Petar Barbarić, nativo dell’attuale Bosnia-Erzegovina, accettò l’invito che gli aveva rivolto il suo maestro di scuola a entrare nel Seminario Minore diocesano di Travnik, per compiere gli studi superiori. Dotato di notevoli capacità intellettive, s’impegnò a fondo per diventare un buon sacerdote; col tempo, maturò la decisione di entrare nella Compagnia di Gesù. Gli iniziali sintomi di un raffreddore, preso durante una gita fuori porta insieme ai compagni, lasciarono in breve posto alla tubercolosi. Per realizzare il suo più grande desiderio, gli venne concesso di emettere i voti religiosi nella Compagnia con dispensa speciale, il 13 aprile 1897. Morì due giorni dopo, il Giovedì Santo di quell’anno, poco prima di compiere ventitré anni. La sua causa di beatificazione si è svolta nell’arcidiocesi di Sarajevo negli anni 1938-’43, integrata da un processo suppletivo durato dal 1998 al 2007. Nel 2012 la sua Positio super virtutibus è stata trasmessa alla Santa Sede. Il 18 marzo 2015 è stato reso noto il decreto con cui papa Francesco ha ufficializzato l’eroicità delle sue virtù.

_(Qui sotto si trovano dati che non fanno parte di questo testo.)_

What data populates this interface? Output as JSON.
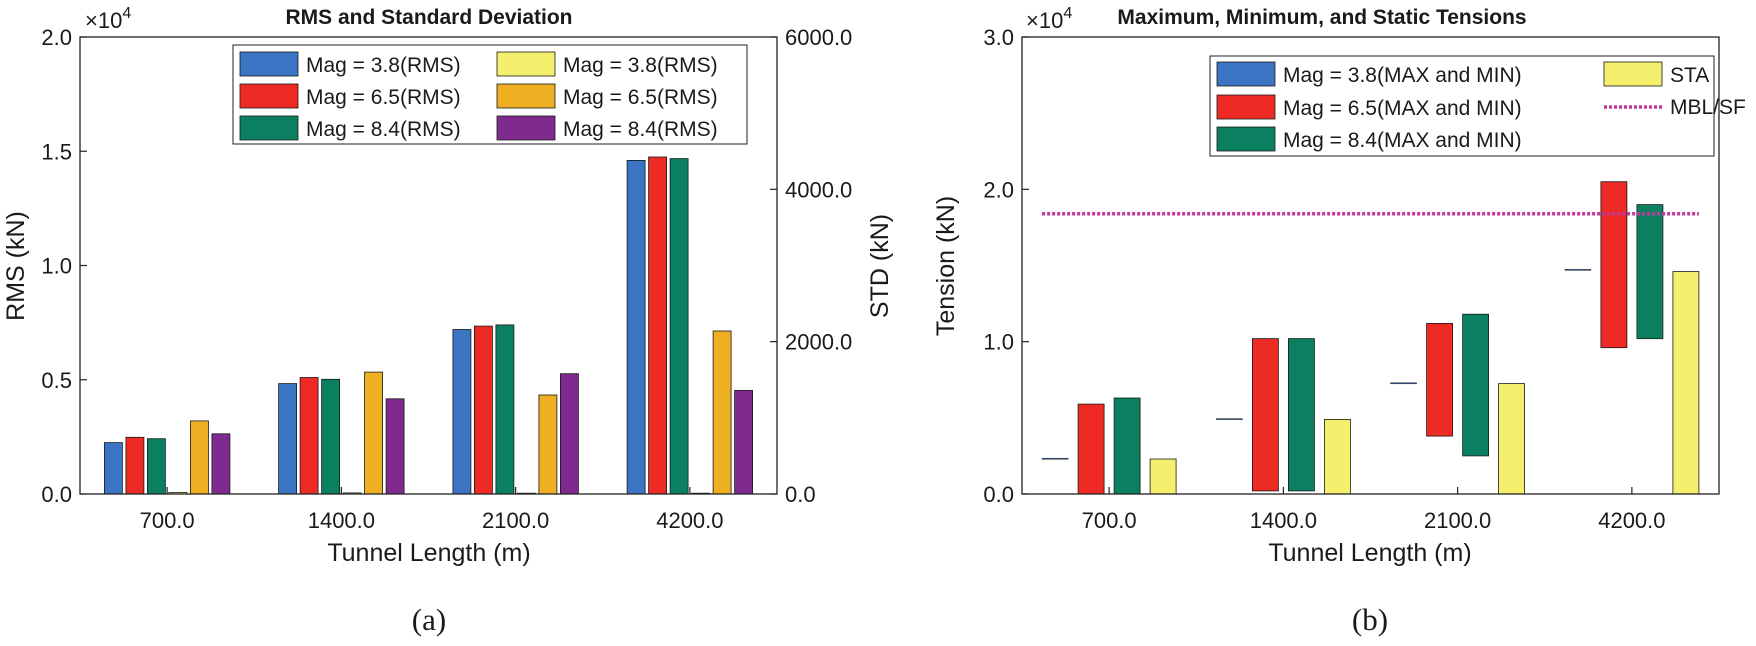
{
  "chart_data": [
    {
      "type": "bar",
      "title": "RMS and Standard Deviation",
      "caption": "(a)",
      "xlabel": "Tunnel Length (m)",
      "ylabel": "RMS (kN)",
      "y2label": "STD (kN)",
      "categories": [
        "700.0",
        "1400.0",
        "2100.0",
        "4200.0"
      ],
      "ylim": [
        0,
        20000
      ],
      "y_exponent_label": "×10",
      "y_exponent_power": "4",
      "yticks": [
        0,
        5000,
        10000,
        15000,
        20000
      ],
      "ytick_labels": [
        "0.0",
        "0.5",
        "1.0",
        "1.5",
        "2.0"
      ],
      "y2lim": [
        0,
        6000
      ],
      "y2ticks": [
        0,
        2000,
        4000,
        6000
      ],
      "y2tick_labels": [
        "0.0",
        "2000.0",
        "4000.0",
        "6000.0"
      ],
      "grid": false,
      "legend_position": "top-right",
      "series": [
        {
          "name": "Mag = 3.8(RMS)",
          "axis": "left",
          "color": "#3b74c2",
          "values": [
            2250,
            4830,
            7200,
            14600
          ]
        },
        {
          "name": "Mag = 6.5(RMS)",
          "axis": "left",
          "color": "#ee2a24",
          "values": [
            2480,
            5100,
            7350,
            14750
          ]
        },
        {
          "name": "Mag = 8.4(RMS)",
          "axis": "left",
          "color": "#0b8060",
          "values": [
            2420,
            5020,
            7400,
            14680
          ]
        },
        {
          "name": "Mag = 3.8(RMS)",
          "axis": "right",
          "color": "#f5ef6e",
          "values": [
            20,
            15,
            10,
            10
          ]
        },
        {
          "name": "Mag = 6.5(RMS)",
          "axis": "right",
          "color": "#eeb022",
          "values": [
            960,
            1600,
            1300,
            2140
          ]
        },
        {
          "name": "Mag = 8.4(RMS)",
          "axis": "right",
          "color": "#7e2a8e",
          "values": [
            790,
            1250,
            1580,
            1360
          ]
        }
      ]
    },
    {
      "type": "bar",
      "title": "Maximum, Minimum, and Static Tensions",
      "caption": "(b)",
      "xlabel": "Tunnel Length (m)",
      "ylabel": "Tension (kN)",
      "categories": [
        "700.0",
        "1400.0",
        "2100.0",
        "4200.0"
      ],
      "ylim": [
        0,
        30000
      ],
      "y_exponent_label": "×10",
      "y_exponent_power": "4",
      "yticks": [
        0,
        10000,
        20000,
        30000
      ],
      "ytick_labels": [
        "0.0",
        "1.0",
        "2.0",
        "3.0"
      ],
      "grid": false,
      "legend_position": "top-right",
      "series": [
        {
          "name": "Mag = 3.8(MAX and MIN)",
          "color": "#3b74c2",
          "min": [
            2300,
            4900,
            7250,
            14700
          ],
          "max": [
            2350,
            4950,
            7300,
            14750
          ]
        },
        {
          "name": "Mag = 6.5(MAX and MIN)",
          "color": "#ee2a24",
          "min": [
            0,
            200,
            3800,
            9600
          ],
          "max": [
            5900,
            10200,
            11200,
            20500
          ]
        },
        {
          "name": "Mag = 8.4(MAX and MIN)",
          "color": "#0b8060",
          "min": [
            0,
            200,
            2500,
            10200
          ],
          "max": [
            6300,
            10200,
            11800,
            19000
          ]
        },
        {
          "name": "STA",
          "color": "#f5ef6e",
          "values": [
            2300,
            4900,
            7250,
            14600
          ]
        }
      ],
      "reference_line": {
        "name": "MBL/SF",
        "value": 18400,
        "color": "#c0399a",
        "from_category": 0,
        "to_category": 3
      }
    }
  ]
}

Petar Barbarić nacque nel piccolo borgo di Šiljevišta, vicino al villaggio di Klobuk, in Bosnia-Erzegovina, ma era di origini croate. I suoi genitori, Ante e Kate, insegnarono a lui e ai suoi otto fratelli non solo le basi di una solida educazione, ma anche il Catechismo e una profonda devozione verso la Madonna e il Sacro Cuore di Gesù.
Quando conduceva al pascolo il gregge del padre, teneva un bastone in una mano, mentre con l’altra sgranava il Rosario. Durante il percorso, lungo un’ora e mezza, fra casa sua e la scuola, ripassava le lezioni: grazie a ciò e all’aiuto che gli davano i suoi genitori, completò gli studi in due anni anziché nei quattro abituali. Successivamente, lavorò come garzone in un negozio di Vitina, dove visse per più di un anno.
Il suo vecchio maestro, nel frattempo, aveva ricevuto una lettera dove gli veniva richiesto di raccomandare gli studenti più validi per farli accedere agli studi superiori e, ipoteticamente, al sacerdozio. Provvidenzialmente, il maestro incontrò Petar e gli fece la proposta: l’accettò raggiante di gioia, dato che era proprio quello che voleva. Così il ragazzo, all’età di quindici anni, venne accompagnato dal padre al Seminario Diocesano Minore di Travnik, tenuto dai padri Gesuiti; vi arrivò il 27 agosto 1889, dopo un viaggio lungo tre giorni.
Petar era un ottimo studente: nel 1892 aggiunse dapprima lo studio dell’italiano, poi del francese e del tedesco, pensando che le lingue straniere l’avrebbero aiutato nelle confessioni. Divenuto prefetto della sua classe, incoraggiava i compagni a ricevere la Comunione nei Primi Venerdì del mese. Per alcuni anni il giovane pensò di diventare sacerdote diocesano, ma, dopo un ritiro nel 1896, iniziò a maturare l’idea di farsi Gesuita.
Il mattino del 7 aprile 1896, martedì dopo Pasqua, era giorno di vacanza in Seminario. Durante il tradizionale pic-nic, i seminaristi furono sorpresi da un temporale e tornarono indietro. Petar, vestito leggero come i compagni, era bagnato fradicio: presto fu colpito da tosse, febbre e raffreddore, così da essere costretto in infermeria. Giunte le vacanze estive, il medico gli suggerì di ritornare a casa, sperando che l’aria natia gli giovasse. Il ragazzo trascorse un’estate serena, ma non sapeva che stava covando in lui la tubercolosi.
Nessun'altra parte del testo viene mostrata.